Uekert and other researchers at the federal government’s National Renewable Energy Lab in Colorado found that the main technologies used to make most plastics into fuels – pyrolysis and gasification – were so polluting and energy-intensive that they could not reasonably be considered circular. According to the National Recycling Plan, the EPA no longer considers this recycling.

“They extract fossil fuels that take a short break as a piece of plastic – before being converted back into fossil fuel and burned, using fossil fuels to power the process,” GAIA’s Claire Arkin told The Hill.

Arkin described the push for chemical recycling and “circular economy” as a reason to avoid production restrictions, as akin to a “Pied Piper situation” and as part of the same 50-year evolution that “got us into the dire situation that required one. “Plastic agreements first and foremost.”

She added: “Any time and money spent on waste management may as well be thrown in the trash if it is not accompanied by reduction measures.

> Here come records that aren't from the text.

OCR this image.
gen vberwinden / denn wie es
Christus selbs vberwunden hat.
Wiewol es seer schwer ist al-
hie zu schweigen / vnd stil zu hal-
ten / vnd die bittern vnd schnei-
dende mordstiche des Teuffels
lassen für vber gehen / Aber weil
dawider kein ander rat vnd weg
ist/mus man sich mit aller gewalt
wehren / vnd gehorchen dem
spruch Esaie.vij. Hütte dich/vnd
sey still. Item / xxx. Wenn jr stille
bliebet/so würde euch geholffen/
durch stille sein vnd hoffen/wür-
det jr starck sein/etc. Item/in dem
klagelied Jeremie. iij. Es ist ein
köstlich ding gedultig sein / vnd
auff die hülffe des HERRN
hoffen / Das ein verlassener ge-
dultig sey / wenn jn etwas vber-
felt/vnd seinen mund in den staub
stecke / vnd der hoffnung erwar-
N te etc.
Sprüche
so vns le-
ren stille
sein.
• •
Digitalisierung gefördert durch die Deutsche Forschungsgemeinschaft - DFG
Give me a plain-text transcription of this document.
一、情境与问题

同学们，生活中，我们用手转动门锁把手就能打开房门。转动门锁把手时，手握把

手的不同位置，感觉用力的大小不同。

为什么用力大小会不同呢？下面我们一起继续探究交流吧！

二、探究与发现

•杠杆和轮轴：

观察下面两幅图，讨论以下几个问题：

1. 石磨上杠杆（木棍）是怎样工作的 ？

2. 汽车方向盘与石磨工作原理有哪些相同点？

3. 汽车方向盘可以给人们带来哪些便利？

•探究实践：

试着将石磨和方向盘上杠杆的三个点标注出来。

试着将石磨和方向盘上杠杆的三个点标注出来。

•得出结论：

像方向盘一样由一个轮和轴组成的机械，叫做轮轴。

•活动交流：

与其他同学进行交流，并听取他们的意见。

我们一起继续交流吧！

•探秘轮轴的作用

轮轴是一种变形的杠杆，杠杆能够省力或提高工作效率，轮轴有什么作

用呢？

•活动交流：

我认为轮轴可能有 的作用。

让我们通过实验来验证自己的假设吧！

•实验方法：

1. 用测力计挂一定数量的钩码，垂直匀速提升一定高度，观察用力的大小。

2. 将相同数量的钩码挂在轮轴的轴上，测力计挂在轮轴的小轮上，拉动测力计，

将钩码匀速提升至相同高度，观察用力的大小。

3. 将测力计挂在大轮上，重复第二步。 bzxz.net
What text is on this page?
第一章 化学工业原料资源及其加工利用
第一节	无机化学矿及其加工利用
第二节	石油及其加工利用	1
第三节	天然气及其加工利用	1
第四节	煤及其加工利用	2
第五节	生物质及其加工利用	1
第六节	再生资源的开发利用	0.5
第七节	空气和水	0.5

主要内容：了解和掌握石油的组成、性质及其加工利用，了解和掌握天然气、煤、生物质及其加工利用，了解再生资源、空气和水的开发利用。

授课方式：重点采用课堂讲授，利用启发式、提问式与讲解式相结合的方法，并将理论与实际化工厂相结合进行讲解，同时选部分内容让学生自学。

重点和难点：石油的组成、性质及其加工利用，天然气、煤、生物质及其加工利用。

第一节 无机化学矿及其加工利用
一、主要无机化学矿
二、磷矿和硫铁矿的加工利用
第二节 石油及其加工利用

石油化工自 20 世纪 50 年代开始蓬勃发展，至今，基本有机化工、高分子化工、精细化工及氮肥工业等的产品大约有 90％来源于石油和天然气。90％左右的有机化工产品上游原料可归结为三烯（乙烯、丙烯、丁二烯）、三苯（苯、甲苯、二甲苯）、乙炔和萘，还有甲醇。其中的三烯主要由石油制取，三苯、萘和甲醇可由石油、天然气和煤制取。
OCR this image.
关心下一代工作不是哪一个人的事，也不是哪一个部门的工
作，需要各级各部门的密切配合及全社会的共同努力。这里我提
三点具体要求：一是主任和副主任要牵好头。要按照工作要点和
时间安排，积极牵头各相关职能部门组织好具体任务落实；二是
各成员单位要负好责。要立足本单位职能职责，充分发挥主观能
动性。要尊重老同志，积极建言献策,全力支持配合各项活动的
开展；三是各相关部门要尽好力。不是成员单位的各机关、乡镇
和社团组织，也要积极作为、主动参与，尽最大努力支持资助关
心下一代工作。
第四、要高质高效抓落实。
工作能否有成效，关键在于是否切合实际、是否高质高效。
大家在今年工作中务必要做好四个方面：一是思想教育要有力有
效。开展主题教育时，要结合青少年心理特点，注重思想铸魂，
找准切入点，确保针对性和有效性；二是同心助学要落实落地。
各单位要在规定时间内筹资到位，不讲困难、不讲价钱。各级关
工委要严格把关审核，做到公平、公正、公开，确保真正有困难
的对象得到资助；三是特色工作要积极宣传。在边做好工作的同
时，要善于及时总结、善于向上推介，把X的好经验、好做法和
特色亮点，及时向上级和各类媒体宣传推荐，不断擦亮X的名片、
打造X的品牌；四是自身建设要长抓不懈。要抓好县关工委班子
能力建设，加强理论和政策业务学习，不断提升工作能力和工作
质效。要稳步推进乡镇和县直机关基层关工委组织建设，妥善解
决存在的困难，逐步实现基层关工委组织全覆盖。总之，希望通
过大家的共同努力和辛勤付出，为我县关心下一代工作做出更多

Otherwise we will be cleaning up forever while the world drowns in plastic.”

At the Nairobi conference, plastics speakers argued that plastics – still made almost entirely from chemicals and energy from fossil fuels – are actually a climate solution.

“Plastic products have tremendous value and benefits – they are more affordable and versatile than alternatives and have fewer benefits [greenhouse gas] emissions profiles and require less water and raw materials for manufacturing,” the American Fuel and Petrochemical Manufacturers (AFPM) wrote in a press release addressed to Nairobi.

The AFPM added that American companies were pushing for more recycling and the ability to use more recycled materials – but said bans or restrictions on plastic production would deter them.